Fig. 2 Bioinformatics workflows for assembly and scaffolding

Bioinformatics pipeline for de novo genome assembly and scaffolding with Pore-C reads

Chromosome-scale assemblies can be generated by first creating a draft assembly and then using the proximity information encoded in Pore-C reads to correct and merge the resulting contigs into larger scaffolds. Recent innovations in long-read genome assembly have made it possible to generate a high quality draft assembly quickly. The scaffolding and correction process starts by creating a contact map from the Pore-C reads (Fig. 2 inset) which is then used by the 3D-DNA tool to merge contigs into scaffolds in a way that is consistent with the proximity information. A manual curation step is then used to correct any remaining inconsistencies between the contact map and the scaffolds before the final step of removing allelic contigs.

Fig. 3 Azucena assembly a) assembly statistics before and after scaffolding, b) and c) dot-plot and contact map of the initial draft assembly, d) and e) dot-plot and contact map after scaffolding

Highly continuous assemblies of the Azucena variety of rice using a plant Pore-C laboratory protocol and bioinformatics pipeline, which increases the assembly continuity 8 fold

Rice is the third highest agricultural commodity worldwide and is a staple food for around one third of the world’s population.
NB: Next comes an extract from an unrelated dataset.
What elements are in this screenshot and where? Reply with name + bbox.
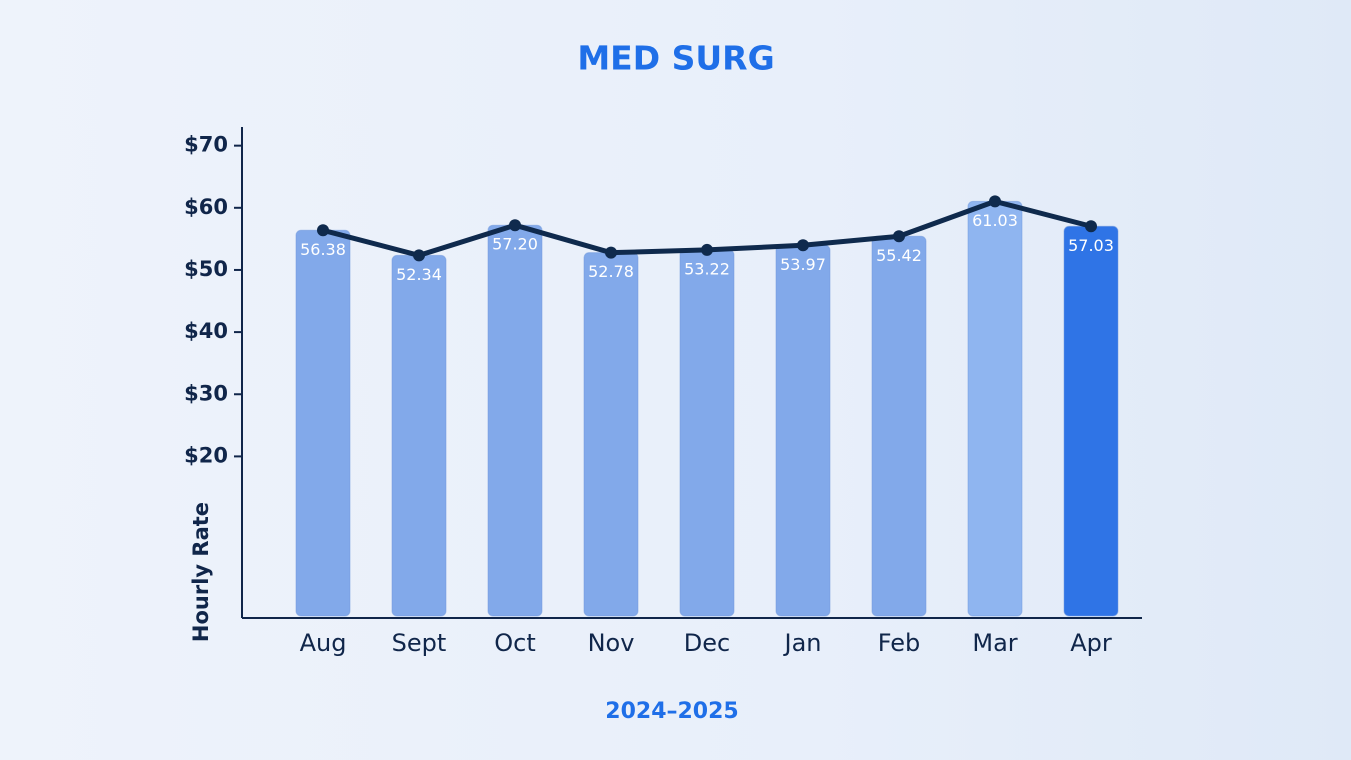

Efforts are underway to characterize the existing genetic diversity of cultivated rice strains (Zhou et al. 2019) to potentially create strains better suited to meet the demand of a growing world population and respond to the challenges posed by climate change. In order to do this it is necessary to be able to generate reference-quality genomes in a cheap and scalable manner. The rice genome is diploid, with 12 pairs of chromosomes, and is just under 400 Mb in size. We generated approximately 60x basecalled reads for the variety Azucena and assembled the genome using Flye, yielding a draft assembly with 527 contigs and an N50 value of 3.7 Mb (Fig. 3a). Fig. 3b shows a dot-plot of this assembly. This complete sample-to-answer nanopore-only workflow took around one week, compared to the many months and several technologies used to create the reference assembly. To increase assembly contiguity further we generated 30 Gb (~75x) of Pore-C reads in which DpnII had been used for the restriction digestion step. Reads were incorporated into the assembly using the bioinformatics pipeline shown above (Fig. 2). Fig. 3c shows a contact map of the 527 contigs before scaffolding with Pore-C data. The resulting combined assembly had a substantially greater N50 of 29.6 Mb (Fig. 3a). The largest 12 scaffolds obtained are close to the length of entire chromosomes in the reference assembly (Fig. 3d). Fig. 3e shows the optimised contact map obtained after inclusion of Pore-C data. These methods are readily adaptable to other organisms and tissue and will be further developed and released to the Nanopore community.